Dans la plupart des usines, le traitement chimique existant est approprié. Historiquement, c’est sur le plan mécanique que les solutions conventionnelles ne sont pas optimales. Il y une limite à ce qui peut être accompli grâce à l’application d’un traitement chimique à lui seul, la chimie compense pour corriger les inefficacités mécaniques.


L’élimination mécanique de l’oxygène et du dioxyde de carbone permet de réduire de façon importante la consommation de produits chimiques de contrôle de la corrosion. Les inhibiteurs d’oxygène vont s’occuper d’éliminer l’oxygène présent dans l’eau d’alimentation; plus le taux d’oxygène restant est grand, plus la consommation en inhibiteurs sera élevée. Et en ce qui concerne l’acide carbonique formé par la présence de CO2, les amines neutralisantes, ainsi que l’ammoniac, sont efficaces pour contrer les effets d’un bas pH en augmentant celui-ci dans une plage souhaitable pour réduire la corrosion de l’acier, idéalement le plus près possible d’un pH de 8,5. L’accumulation de gaz carbonique à certains endroits d’un réseau de vapeur/condensat est souvent responsable des difficultés à contrôler adéquatement le pH du condensat.

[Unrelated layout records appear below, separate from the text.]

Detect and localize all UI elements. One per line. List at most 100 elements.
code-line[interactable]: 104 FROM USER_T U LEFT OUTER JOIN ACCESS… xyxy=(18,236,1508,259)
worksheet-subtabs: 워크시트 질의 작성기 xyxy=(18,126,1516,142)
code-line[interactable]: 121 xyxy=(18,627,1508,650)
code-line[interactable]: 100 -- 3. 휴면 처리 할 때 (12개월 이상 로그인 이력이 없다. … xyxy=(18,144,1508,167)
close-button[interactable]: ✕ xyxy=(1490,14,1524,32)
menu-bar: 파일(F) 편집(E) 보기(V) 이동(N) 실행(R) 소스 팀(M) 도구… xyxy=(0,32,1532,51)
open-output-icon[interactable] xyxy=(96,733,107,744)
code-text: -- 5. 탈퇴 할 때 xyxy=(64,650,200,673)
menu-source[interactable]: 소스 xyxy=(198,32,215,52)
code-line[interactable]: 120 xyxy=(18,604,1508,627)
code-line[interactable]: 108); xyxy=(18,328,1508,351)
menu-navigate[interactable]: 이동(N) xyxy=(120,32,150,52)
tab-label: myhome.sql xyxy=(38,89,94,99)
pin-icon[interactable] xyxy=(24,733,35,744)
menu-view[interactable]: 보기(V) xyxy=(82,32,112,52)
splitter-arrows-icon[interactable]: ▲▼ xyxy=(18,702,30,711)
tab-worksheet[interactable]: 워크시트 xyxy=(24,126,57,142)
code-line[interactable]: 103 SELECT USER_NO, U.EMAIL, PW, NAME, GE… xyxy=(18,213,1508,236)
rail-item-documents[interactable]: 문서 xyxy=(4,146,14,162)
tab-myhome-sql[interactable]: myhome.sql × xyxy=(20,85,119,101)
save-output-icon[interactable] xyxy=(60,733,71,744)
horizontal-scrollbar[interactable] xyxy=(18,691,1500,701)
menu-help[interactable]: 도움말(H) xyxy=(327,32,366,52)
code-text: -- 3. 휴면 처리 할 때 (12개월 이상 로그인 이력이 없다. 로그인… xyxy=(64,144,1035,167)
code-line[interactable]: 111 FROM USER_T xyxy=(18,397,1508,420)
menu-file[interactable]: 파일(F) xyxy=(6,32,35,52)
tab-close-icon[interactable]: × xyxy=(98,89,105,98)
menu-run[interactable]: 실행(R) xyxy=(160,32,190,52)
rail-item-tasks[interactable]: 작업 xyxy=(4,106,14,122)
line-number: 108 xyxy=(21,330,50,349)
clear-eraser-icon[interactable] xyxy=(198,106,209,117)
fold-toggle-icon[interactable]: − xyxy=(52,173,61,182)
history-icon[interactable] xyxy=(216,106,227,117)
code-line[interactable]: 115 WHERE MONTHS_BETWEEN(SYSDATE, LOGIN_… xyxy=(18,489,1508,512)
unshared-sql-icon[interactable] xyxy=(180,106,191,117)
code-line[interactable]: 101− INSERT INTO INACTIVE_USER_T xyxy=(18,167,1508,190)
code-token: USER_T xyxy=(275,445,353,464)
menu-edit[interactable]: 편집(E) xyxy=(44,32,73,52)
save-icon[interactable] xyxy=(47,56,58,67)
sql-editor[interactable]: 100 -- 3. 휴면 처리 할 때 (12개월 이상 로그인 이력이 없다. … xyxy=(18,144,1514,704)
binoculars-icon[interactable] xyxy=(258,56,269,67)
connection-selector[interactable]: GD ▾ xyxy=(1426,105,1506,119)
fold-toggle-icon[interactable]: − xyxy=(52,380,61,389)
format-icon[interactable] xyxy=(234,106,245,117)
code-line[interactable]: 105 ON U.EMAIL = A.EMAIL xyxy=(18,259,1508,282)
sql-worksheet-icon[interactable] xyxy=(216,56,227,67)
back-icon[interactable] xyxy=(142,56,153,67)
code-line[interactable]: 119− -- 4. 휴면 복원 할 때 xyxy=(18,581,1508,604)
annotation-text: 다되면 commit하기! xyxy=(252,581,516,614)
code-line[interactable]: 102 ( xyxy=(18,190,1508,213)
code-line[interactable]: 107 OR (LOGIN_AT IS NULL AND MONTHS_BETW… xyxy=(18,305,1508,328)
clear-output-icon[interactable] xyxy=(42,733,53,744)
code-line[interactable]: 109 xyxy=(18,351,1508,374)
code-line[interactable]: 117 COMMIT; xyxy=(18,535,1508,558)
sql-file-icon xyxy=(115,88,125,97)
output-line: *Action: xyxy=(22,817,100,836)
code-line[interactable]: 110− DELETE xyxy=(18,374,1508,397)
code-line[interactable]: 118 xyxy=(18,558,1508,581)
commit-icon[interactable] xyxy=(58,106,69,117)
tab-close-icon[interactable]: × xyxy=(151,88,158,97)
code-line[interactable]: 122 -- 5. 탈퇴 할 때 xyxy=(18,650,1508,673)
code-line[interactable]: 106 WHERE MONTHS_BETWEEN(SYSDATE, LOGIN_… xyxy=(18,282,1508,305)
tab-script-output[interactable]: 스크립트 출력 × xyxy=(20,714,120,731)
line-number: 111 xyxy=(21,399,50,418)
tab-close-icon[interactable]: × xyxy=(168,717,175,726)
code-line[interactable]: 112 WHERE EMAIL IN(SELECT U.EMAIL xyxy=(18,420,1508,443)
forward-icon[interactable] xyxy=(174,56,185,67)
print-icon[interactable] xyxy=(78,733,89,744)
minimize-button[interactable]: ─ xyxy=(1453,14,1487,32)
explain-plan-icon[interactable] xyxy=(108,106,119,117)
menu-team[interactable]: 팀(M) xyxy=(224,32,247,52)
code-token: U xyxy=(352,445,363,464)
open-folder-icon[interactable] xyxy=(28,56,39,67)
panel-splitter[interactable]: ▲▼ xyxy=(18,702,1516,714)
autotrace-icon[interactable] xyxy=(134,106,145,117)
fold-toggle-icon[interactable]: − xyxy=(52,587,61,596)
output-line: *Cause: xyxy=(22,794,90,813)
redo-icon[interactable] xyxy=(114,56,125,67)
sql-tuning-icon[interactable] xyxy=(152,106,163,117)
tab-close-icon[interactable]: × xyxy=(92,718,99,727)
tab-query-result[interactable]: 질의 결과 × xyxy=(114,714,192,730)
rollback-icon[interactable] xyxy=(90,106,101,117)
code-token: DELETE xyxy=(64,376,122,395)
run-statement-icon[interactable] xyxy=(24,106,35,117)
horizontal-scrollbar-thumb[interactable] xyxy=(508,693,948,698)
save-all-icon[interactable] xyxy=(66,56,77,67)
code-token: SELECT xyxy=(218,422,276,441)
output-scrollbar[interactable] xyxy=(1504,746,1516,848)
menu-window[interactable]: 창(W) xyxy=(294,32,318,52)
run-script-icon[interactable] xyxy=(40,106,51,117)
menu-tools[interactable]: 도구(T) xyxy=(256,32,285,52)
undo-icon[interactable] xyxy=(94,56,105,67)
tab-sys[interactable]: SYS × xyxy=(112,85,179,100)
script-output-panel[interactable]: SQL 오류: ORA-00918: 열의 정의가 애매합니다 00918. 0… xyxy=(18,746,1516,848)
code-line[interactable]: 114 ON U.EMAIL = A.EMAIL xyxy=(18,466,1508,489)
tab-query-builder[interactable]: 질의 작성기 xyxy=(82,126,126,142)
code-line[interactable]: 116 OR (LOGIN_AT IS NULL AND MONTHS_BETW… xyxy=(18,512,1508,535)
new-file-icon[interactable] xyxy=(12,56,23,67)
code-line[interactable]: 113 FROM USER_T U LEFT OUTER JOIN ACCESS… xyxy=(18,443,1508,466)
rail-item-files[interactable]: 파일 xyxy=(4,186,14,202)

4. INSTALLER DES ÉVENTS MÉCANIQUES (PURGEURS) SUR TOUTE L’ÉTENDUE DU RÉSEAU



L’utilisation d’un dégazeur pressurisé et de traitement chimique ne suffit pas à assurer l’élimination complète des gaz incondensables dans le réseau.


Inévitablement, des incondensables vont s’accumuler dans les échangeurs si rien n’est fait pour l’empêcher. Éliminer les incondensables des échangeurs améliore les transferts thermiques et contribue à assurer une température de produit uniforme, en plus de ne pas contribuer à l’accumulation de CO2 avec les effets néfastes mentionnés plus haut sur le contrôle du pH, et donc, de la corrosion.


Des purgeur (évents) peuvent être installés sur tous les points stratégiques d’un réseau vapeur : sur la tuyauterie et sur tous les types d’échangeurs de chaleur. Le positionnement adéquat des thermo-éliminateurs dépend d’une variété de facteurs et requiert une bonne compréhension des mouvements de l’air et de son comportement dans un réseau vapeur : cet aspect de vos installations de vapeur requiert l’expertise d’une firme spécialisée en réseaux de vapeur.